Tuesday, February 7, 2017
7:00 PM - 8:30 PM
Where: Harris Hall, 108, 1881 Sheridan Road, Evanston, IL 60208 map it
Audience: Faculty/Staff - Student - Public - Post Docs/Docs - Graduate Students
Category: Global & Civic Engagement
Since the Standing Rock Sioux Tribe set up camp in resistance to the Dakota Access Pipeline (DAPL), it has been recognized as “a first of its kind historic gathering of Indigenous Nations” and “as part of an ongoing struggle against colonial violence.” Opposition to the pipeline has gained support and solidarity from environmental activists, allied veterans, and social justice groups.

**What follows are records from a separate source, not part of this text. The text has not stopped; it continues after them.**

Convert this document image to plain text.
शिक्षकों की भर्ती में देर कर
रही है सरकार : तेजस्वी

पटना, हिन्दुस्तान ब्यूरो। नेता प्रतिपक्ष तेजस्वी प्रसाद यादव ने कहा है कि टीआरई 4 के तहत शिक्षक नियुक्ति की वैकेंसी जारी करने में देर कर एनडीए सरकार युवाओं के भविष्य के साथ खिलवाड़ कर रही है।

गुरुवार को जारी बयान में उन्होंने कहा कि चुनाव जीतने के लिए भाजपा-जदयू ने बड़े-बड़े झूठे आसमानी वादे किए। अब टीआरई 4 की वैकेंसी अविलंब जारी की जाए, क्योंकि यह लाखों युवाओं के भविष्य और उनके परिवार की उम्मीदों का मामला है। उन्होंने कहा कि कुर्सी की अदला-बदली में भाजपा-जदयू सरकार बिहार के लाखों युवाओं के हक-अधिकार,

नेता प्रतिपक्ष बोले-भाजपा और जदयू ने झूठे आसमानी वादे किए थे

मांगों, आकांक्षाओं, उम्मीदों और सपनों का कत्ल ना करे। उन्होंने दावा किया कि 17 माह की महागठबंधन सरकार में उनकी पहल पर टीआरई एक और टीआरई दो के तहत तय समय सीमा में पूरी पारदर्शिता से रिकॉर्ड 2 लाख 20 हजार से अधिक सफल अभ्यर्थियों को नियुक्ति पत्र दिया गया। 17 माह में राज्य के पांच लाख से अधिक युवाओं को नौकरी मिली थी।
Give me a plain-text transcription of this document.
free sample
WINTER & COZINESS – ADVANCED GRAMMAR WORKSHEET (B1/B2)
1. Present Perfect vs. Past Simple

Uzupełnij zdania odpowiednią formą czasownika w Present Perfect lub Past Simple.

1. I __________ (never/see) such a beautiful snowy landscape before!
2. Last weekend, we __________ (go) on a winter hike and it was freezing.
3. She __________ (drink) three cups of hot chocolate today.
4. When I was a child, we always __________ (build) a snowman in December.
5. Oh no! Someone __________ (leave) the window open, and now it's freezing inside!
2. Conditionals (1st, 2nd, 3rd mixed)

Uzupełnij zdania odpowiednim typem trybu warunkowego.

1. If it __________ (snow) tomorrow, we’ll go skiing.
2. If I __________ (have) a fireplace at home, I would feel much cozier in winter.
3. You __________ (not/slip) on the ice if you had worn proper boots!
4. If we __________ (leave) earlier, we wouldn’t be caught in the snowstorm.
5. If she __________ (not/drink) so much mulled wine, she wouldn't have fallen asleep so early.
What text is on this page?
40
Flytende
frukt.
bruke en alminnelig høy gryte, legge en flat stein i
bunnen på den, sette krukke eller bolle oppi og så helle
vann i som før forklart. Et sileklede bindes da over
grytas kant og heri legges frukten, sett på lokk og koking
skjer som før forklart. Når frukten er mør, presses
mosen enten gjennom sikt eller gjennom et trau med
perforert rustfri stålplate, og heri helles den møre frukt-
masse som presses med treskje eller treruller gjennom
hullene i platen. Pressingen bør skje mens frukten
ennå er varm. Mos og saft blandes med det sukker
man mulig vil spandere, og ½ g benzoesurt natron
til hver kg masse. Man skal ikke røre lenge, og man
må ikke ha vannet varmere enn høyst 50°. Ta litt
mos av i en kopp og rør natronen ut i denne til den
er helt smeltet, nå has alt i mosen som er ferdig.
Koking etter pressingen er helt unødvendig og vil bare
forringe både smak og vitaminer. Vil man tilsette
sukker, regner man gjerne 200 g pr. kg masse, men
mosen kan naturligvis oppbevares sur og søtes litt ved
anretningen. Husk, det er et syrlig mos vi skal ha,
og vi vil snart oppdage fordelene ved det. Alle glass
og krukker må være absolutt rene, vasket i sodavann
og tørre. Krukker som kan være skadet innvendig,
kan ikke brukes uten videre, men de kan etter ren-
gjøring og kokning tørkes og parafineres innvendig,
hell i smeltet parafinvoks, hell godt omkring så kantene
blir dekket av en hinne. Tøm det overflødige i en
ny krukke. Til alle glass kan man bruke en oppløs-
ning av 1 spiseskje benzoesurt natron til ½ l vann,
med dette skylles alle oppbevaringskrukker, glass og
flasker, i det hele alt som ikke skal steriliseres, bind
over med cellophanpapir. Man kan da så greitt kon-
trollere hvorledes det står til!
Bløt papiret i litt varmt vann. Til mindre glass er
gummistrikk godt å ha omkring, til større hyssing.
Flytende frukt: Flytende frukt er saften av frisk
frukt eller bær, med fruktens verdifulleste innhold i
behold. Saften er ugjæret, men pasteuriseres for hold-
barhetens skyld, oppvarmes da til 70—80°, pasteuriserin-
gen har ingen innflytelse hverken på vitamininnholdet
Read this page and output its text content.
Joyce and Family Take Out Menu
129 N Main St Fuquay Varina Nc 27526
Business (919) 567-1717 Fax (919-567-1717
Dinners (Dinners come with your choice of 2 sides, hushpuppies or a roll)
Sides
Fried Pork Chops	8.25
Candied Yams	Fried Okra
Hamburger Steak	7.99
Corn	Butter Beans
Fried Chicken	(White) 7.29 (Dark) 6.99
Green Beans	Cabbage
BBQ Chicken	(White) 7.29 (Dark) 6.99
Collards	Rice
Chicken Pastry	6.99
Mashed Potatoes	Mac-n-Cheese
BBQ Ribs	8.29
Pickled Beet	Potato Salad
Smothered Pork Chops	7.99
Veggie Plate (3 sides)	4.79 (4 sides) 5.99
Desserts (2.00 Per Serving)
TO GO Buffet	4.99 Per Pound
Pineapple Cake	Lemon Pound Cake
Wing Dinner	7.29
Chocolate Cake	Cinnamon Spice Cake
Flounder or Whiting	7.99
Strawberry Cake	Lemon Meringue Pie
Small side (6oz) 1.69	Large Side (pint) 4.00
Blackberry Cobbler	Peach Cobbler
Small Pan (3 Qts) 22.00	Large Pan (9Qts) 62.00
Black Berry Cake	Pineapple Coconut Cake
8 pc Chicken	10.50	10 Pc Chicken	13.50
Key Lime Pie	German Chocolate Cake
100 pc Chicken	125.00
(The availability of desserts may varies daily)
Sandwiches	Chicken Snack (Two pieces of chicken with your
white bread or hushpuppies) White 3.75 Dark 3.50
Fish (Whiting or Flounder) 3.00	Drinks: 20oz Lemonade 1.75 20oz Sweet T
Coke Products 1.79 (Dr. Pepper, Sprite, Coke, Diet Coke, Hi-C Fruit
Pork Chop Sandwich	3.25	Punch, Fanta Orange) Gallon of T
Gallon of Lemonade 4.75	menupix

This panel will examine dimensions of the NoDAPL movement to defend environmental and indigenous rights, including historical perspectives, updates on the current context, and discussion on the status of Water Protector efforts moving forward.
The panel, which will be moderated by Doug Kiel (Oneida), History, includes:
• Al Eastman (Sicangu Lakota), NoDAPL Chicago, Chicago’s American Indian Center
• Patty Loew (Ojibwe), Life Sciences Communication, American Indian Studies, University of Wisconsin-Madison
• Kristen Simmons (Paiute), Anthropology, University of Chicago
• Nick Estes (Kul Wicasa), American Studies, University of New Mexico
This is part of the Buffett Institute Human Rights Speaker Series.
This event is co-sponsored by: Native American and Indigenous Peoples Steering Group, Indigenous Studies Research Initiative, Native American and Indigenous Student Alliance (NAISA), Multicultural Student Affairs, Social Justice Education, Center for Civic Engagement, and Leadership and Community Engagement.